Подали кофе. Фридрих и мисс Бернс молча помешивали ложечкой в чашке.
Затем мисс Бернс спросила:
— А отчего же вы лишились, как вы это называете, способности к самоутверждению?
— Theridium triste, — ответил Фридрих, вдруг вспомнив пример с хитрым паучком, приведенный доктором Вильгельмом в разговоре об Ингигерд. Сам же он теперь применял его в более широком смысле: он имел в виду движение судьбы.

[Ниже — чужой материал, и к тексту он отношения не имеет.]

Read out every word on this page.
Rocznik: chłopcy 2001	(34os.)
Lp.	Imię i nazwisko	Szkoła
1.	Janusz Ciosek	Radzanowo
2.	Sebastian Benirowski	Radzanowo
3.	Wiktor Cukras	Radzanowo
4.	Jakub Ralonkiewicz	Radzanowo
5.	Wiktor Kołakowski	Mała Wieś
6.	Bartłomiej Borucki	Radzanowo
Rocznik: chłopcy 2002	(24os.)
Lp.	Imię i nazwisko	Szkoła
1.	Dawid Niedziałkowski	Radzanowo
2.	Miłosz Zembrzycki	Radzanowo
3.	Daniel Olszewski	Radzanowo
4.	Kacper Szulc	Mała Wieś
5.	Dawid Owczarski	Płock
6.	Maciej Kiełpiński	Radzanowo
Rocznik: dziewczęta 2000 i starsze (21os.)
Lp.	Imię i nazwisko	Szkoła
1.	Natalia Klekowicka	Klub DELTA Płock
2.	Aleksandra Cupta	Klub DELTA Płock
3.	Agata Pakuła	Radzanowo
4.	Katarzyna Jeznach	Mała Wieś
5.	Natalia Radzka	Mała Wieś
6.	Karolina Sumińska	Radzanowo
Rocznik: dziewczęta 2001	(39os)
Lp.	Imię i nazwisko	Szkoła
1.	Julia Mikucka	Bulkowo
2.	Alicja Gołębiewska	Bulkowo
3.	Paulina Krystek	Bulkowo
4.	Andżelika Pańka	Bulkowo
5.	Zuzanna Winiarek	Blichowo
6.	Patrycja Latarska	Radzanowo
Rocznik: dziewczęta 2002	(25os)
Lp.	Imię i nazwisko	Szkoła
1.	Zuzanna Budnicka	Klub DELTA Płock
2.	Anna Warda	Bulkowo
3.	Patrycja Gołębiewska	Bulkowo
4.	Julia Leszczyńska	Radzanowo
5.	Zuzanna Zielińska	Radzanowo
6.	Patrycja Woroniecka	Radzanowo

Мисс Бернс его, естественно, не поняла. Но Фридрих не продолжал и уклонился от ответа на ее вопрос о смысле сказанного. Она тоже быстро, с готовностью отказалась от повторения своего вопроса и заявила, что сочла бы правильным, если бы он от рассуждений в духе немецкого глубокомыслия перешел в ее собственную сферу, сферу человека поверхностного. К этим замечаниям она присовокупила такой совет: хотя он, не пройдя до конца так много разных дорог, вершит столь строгий суд над собою, пусть он спокойно вступит на новый путь, ограничив себя, быть может, какой-то областью, где будут в равной мере потребны рука, глаз и голова. Одним словом, пусть приходит и пробует вернуться к своей старой любви — к скульптуре. Кто знает, может, через несколько месяцев он сотворит из дерева многоцветную мадонну.
Фридрих ответил:
— Вы ошибаетесь: я только болтать умею. Оставьте при мне иллюзию, что великий художник в моей душе ждет мига вызволения! Уж скорее всего мне бы надо было податься к мистеру Риттеру в кучера, камердинеры или управляющие.
Мисс Ева Бернс достала кошелечек: она не позволила Фридриху заплатить за нее; и они снова оказались на оживленной улице. Как и раньше, где бы ни появлялась эта пара, она привлекала к себе всеобщее внимание.
— Черт возьми, — воскликнул Фридрих, ставший несколько другим в уличном водовороте, — чего я только не наболтал, мисс Бернс! Я злоупотребил вашим вниманием и ужасно вам наскучил!
— О нет, — ответила она, — к таким речам я привыкла. Я ведь уже много лет общаюсь с художниками.
— Надеюсь, мисс Бернс, это не означает, что вы ставите под сомнение мою искренность, — сказал с легким испугом Фридрих.
— Нет, — произнесла она спокойно, по-мужски твердо. — Только не думаю, что если природа однажды что-то использовала, дабы причинить нам боль, она снова пустит в ход это «что-то» и опять причинит нам страдания. Ведь недаром, мне кажется, по замыслу Творца всегда и повсюду человеку между двумя днями даются ночь и сон.
— Не всегда и не повсюду, — сказал Фридрих, подумав о том, сколько труда стоило ему отвоевать у прошедших ночей хотя бы несколько часов сна. На одном перекрестке мисс Ева остановилась, чтобы дождаться трамвая; на нем она могла добраться до ателье.
— Взгляните-ка на это, — указал Фридрих на шесть совершенно одинаковых гигантских афиш, крикливо изображавших Мару, жертву паука.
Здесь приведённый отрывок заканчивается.